La ciudadanía con voto voluntario distorsiona la reciprocidad entre los derechos y las obligaciones ciudadanas. La democracia, principal forma de gobierno de los Estados occidentales, se erige en una premisa esencial: la voluntad de la mayoría. Y si esa voluntad no se manifiesta, la representación popular se diluye. Supongamos, por ejemplo, que de las 13.388.000 personas que componen hoy día el universo electoral chileno, no concurriera ninguna de ellas a votar a las urnas, o haciéndolo no manifestaren su voluntad de delegar la representación popular. ¿Qué pasaría con el Estado? ¿Qué pasaría con la democracia? ¿Quién tendría el derecho a gobernar? El Estado ya no sería representante de la ciudadanía, la democracia ya no sería la representación de la voluntad popular, y cada ciudadano siendo dueño de su porción de la soberanía podría reclamar para sí el derecho a ejercer el gobierno de la nación.

En otras palabras, ocurriría el presagio de Chesterton cuando expresa que “en una sociedad compuesta únicamente por Aníbales y Napoleones, es mejor que en caso de sorpresa no manden todos al mismo tiempo…”.

La sola posibilidad absurda y remota, pero real de que la ciudadanía no se exprese o lo haga en menor medida de lo esperado, constituye un riesgo latente de legitimidad del sistema democrático y un aliciente a la anarquía.

Es un error legitimar las conductas antisistema o pretender que el voto voluntario es una instigación al régimen político para mejorar la calidad de la democracia. La única forma de mejorar la calidad de la política es la responsabilidad y el compromiso político de los ciudadanos.

Si hay un mérito que puede reconocérsele a la Constitución de 1980 fue la creación del balotaje, que obliga a las dos primeras mayorías, que en la elección presidencial respectiva no obtengan más del cincuenta por ciento de los votos válidamente emitidos, a concurrir a una segunda vuelta electoral para que el país decida, por mayoría absoluta del electorado, quién es el próximo Presidente. Precisamente en este mecanismo descansa la fortaleza del sistema democrático: la representación de la mayoría.

Sin ir más lejos, si la Constitución Política del Estado de 1925, en la elección presidencial de 1970, hubiera consagrado el balotaje, quien hubiera obtenido más del 50% de los votos en la segunda vuelta habría contado políticamente con el apoyo de una mayoría ciudadana para llevar a cabo el programa de gobierno, cualquiera que éste hubiere sido. La tragedia del ex Presidente Allende es que con un 36,62% de los votos (un tercio de los ciudadanos), pretendió impulsar un programa revolucionario que no era afín a la mayoría de los chilenos y a poco andar esta falta de apoyo mayoritario se tradujo en la falta de peso político, en el caos social, en el boicot al gobierno y finalmente en el Golpe de Estado y sus nefastas consecuencias.

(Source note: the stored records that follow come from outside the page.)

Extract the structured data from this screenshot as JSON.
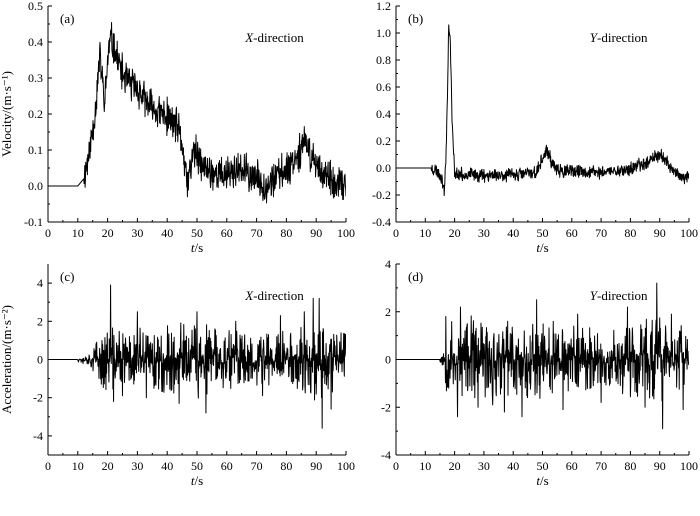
{
  "chart_data": [
    {
      "id": "a",
      "type": "line",
      "panel_label": "(a)",
      "annotation": {
        "italic": "X",
        "rest": "-direction"
      },
      "ylabel": "Velocity/(m·s⁻¹)",
      "xlabel": {
        "italic": "t",
        "rest": "/s"
      },
      "xlim": [
        0,
        100
      ],
      "ylim": [
        -0.1,
        0.5
      ],
      "xticks": [
        "0",
        "10",
        "20",
        "30",
        "40",
        "50",
        "60",
        "70",
        "80",
        "90",
        "100"
      ],
      "yticks": [
        "-0.1",
        "0.0",
        "0.1",
        "0.2",
        "0.3",
        "0.4",
        "0.5"
      ],
      "line_color": "#000000",
      "noise": {
        "amp": 0.06,
        "seed": 11
      },
      "series": [
        {
          "values": [
            [
              0,
              0
            ],
            [
              10,
              0
            ],
            [
              12,
              0.02
            ],
            [
              14,
              0.1
            ],
            [
              16,
              0.22
            ],
            [
              17,
              0.33
            ],
            [
              17.5,
              0.36
            ],
            [
              18.5,
              0.27
            ],
            [
              19,
              0.22
            ],
            [
              20,
              0.35
            ],
            [
              21,
              0.41
            ],
            [
              23,
              0.36
            ],
            [
              25,
              0.31
            ],
            [
              28,
              0.28
            ],
            [
              30,
              0.27
            ],
            [
              33,
              0.23
            ],
            [
              36,
              0.21
            ],
            [
              40,
              0.19
            ],
            [
              43,
              0.17
            ],
            [
              45,
              0.12
            ],
            [
              46,
              0.04
            ],
            [
              47,
              0.01
            ],
            [
              48,
              0.06
            ],
            [
              49,
              0.1
            ],
            [
              52,
              0.05
            ],
            [
              55,
              0.04
            ],
            [
              58,
              0.03
            ],
            [
              62,
              0.04
            ],
            [
              66,
              0.04
            ],
            [
              70,
              0.02
            ],
            [
              73,
              0.0
            ],
            [
              76,
              0.02
            ],
            [
              80,
              0.05
            ],
            [
              83,
              0.08
            ],
            [
              86,
              0.12
            ],
            [
              88,
              0.09
            ],
            [
              90,
              0.06
            ],
            [
              93,
              0.03
            ],
            [
              96,
              0.0
            ],
            [
              100,
              0.0
            ]
          ]
        }
      ]
    },
    {
      "id": "b",
      "type": "line",
      "panel_label": "(b)",
      "annotation": {
        "italic": "Y",
        "rest": "-direction"
      },
      "ylabel": "",
      "xlabel": {
        "italic": "t",
        "rest": "/s"
      },
      "xlim": [
        0,
        100
      ],
      "ylim": [
        -0.4,
        1.2
      ],
      "xticks": [
        "0",
        "10",
        "20",
        "30",
        "40",
        "50",
        "60",
        "70",
        "80",
        "90",
        "100"
      ],
      "yticks": [
        "-0.4",
        "-0.2",
        "0.0",
        "0.2",
        "0.4",
        "0.6",
        "0.8",
        "1.0",
        "1.2"
      ],
      "line_color": "#000000",
      "noise": {
        "amp": 0.06,
        "seed": 23
      },
      "series": [
        {
          "values": [
            [
              0,
              0
            ],
            [
              12,
              0
            ],
            [
              14,
              -0.02
            ],
            [
              15.5,
              -0.07
            ],
            [
              16.5,
              -0.16
            ],
            [
              17,
              0.05
            ],
            [
              17.5,
              0.5
            ],
            [
              18,
              1.07
            ],
            [
              18.6,
              0.9
            ],
            [
              19.2,
              0.3
            ],
            [
              20,
              -0.03
            ],
            [
              21,
              -0.05
            ],
            [
              25,
              -0.05
            ],
            [
              30,
              -0.05
            ],
            [
              35,
              -0.05
            ],
            [
              40,
              -0.05
            ],
            [
              45,
              -0.04
            ],
            [
              48,
              -0.03
            ],
            [
              50,
              0.07
            ],
            [
              51.5,
              0.13
            ],
            [
              53,
              0.05
            ],
            [
              55,
              -0.02
            ],
            [
              60,
              -0.03
            ],
            [
              65,
              -0.03
            ],
            [
              70,
              -0.03
            ],
            [
              75,
              -0.02
            ],
            [
              80,
              -0.01
            ],
            [
              85,
              0.04
            ],
            [
              88,
              0.08
            ],
            [
              90,
              0.1
            ],
            [
              92,
              0.05
            ],
            [
              95,
              -0.02
            ],
            [
              98,
              -0.08
            ],
            [
              100,
              -0.08
            ]
          ]
        }
      ]
    },
    {
      "id": "c",
      "type": "line",
      "panel_label": "(c)",
      "annotation": {
        "italic": "X",
        "rest": "-direction"
      },
      "ylabel": "Acceleration/(m·s⁻²)",
      "xlabel": {
        "italic": "t",
        "rest": "/s"
      },
      "xlim": [
        0,
        100
      ],
      "ylim": [
        -5,
        5
      ],
      "xticks": [
        "0",
        "10",
        "20",
        "30",
        "40",
        "50",
        "60",
        "70",
        "80",
        "90",
        "100"
      ],
      "yticks": [
        "-4",
        "-2",
        "0",
        "2",
        "4"
      ],
      "line_color": "#000000",
      "signal": {
        "start": 10,
        "ramp_end": 17,
        "seed": 37
      },
      "envelope": [
        [
          10,
          0.08
        ],
        [
          14,
          0.25
        ],
        [
          17,
          0.7
        ],
        [
          19,
          1.0
        ],
        [
          25,
          1.0
        ],
        [
          45,
          1.1
        ],
        [
          50,
          1.2
        ],
        [
          60,
          0.95
        ],
        [
          70,
          0.85
        ],
        [
          80,
          0.95
        ],
        [
          88,
          1.2
        ],
        [
          92,
          1.3
        ],
        [
          97,
          1.0
        ],
        [
          100,
          0.9
        ]
      ],
      "spikes": [
        [
          21,
          3.9
        ],
        [
          22,
          -2.2
        ],
        [
          25,
          -1.9
        ],
        [
          30,
          2.5
        ],
        [
          33,
          -2.0
        ],
        [
          44,
          -2.3
        ],
        [
          50,
          2.5
        ],
        [
          53,
          -2.8
        ],
        [
          63,
          2.0
        ],
        [
          72,
          -1.9
        ],
        [
          78,
          2.3
        ],
        [
          86,
          2.5
        ],
        [
          89,
          3.2
        ],
        [
          91,
          3.2
        ],
        [
          92,
          -3.6
        ],
        [
          95,
          -2.6
        ]
      ]
    },
    {
      "id": "d",
      "type": "line",
      "panel_label": "(d)",
      "annotation": {
        "italic": "Y",
        "rest": "-direction"
      },
      "ylabel": "",
      "xlabel": {
        "italic": "t",
        "rest": "/s"
      },
      "xlim": [
        0,
        100
      ],
      "ylim": [
        -4,
        4
      ],
      "xticks": [
        "0",
        "10",
        "20",
        "30",
        "40",
        "50",
        "60",
        "70",
        "80",
        "90",
        "100"
      ],
      "yticks": [
        "-4",
        "-2",
        "0",
        "2",
        "4"
      ],
      "line_color": "#000000",
      "signal": {
        "start": 15,
        "ramp_end": 17,
        "seed": 53
      },
      "envelope": [
        [
          15,
          0.1
        ],
        [
          16.5,
          0.3
        ],
        [
          17,
          0.9
        ],
        [
          20,
          1.05
        ],
        [
          30,
          1.0
        ],
        [
          40,
          1.0
        ],
        [
          50,
          1.05
        ],
        [
          60,
          0.95
        ],
        [
          70,
          0.9
        ],
        [
          80,
          0.9
        ],
        [
          90,
          1.15
        ],
        [
          95,
          1.0
        ],
        [
          100,
          0.9
        ]
      ],
      "spikes": [
        [
          17,
          1.8
        ],
        [
          18,
          -1.2
        ],
        [
          21,
          -2.4
        ],
        [
          22,
          2.2
        ],
        [
          28,
          -2.0
        ],
        [
          33,
          -1.9
        ],
        [
          37,
          -2.2
        ],
        [
          43,
          -2.4
        ],
        [
          48,
          2.5
        ],
        [
          57,
          -2.1
        ],
        [
          62,
          1.9
        ],
        [
          70,
          -1.8
        ],
        [
          79,
          2.2
        ],
        [
          85,
          -2.0
        ],
        [
          89,
          3.2
        ],
        [
          91,
          -2.9
        ],
        [
          94,
          1.9
        ],
        [
          98,
          -2.1
        ]
      ]
    }
  ]
}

No es difícil advertir que la supresión del voto obligatorio, constituye un grave retroceso político, puesto que los efectos beneficiosos del balotaje han desaparecido. El día domingo 15 de diciembre pasado la candidata que resultó elegida, con una participación ciudadana de un 42,55% de los chilenos, obtuvo la Presidencia de la República con un 25,91% del total del electorado.

Esto significa en la práctica que, con menos de un tercio del apoyo ciudadano, nuevamente expondremos a un Presidente de la República a que asuma el mando supremo de la nación, para llevar a cabo un plan significativo de transformaciones, sin el respaldo popular suficiente.

Los errores políticos se pagan y, más temprano que tarde, veremos las consecuencias de la nefasta decisión de haber derogado el sufragio obligatorio.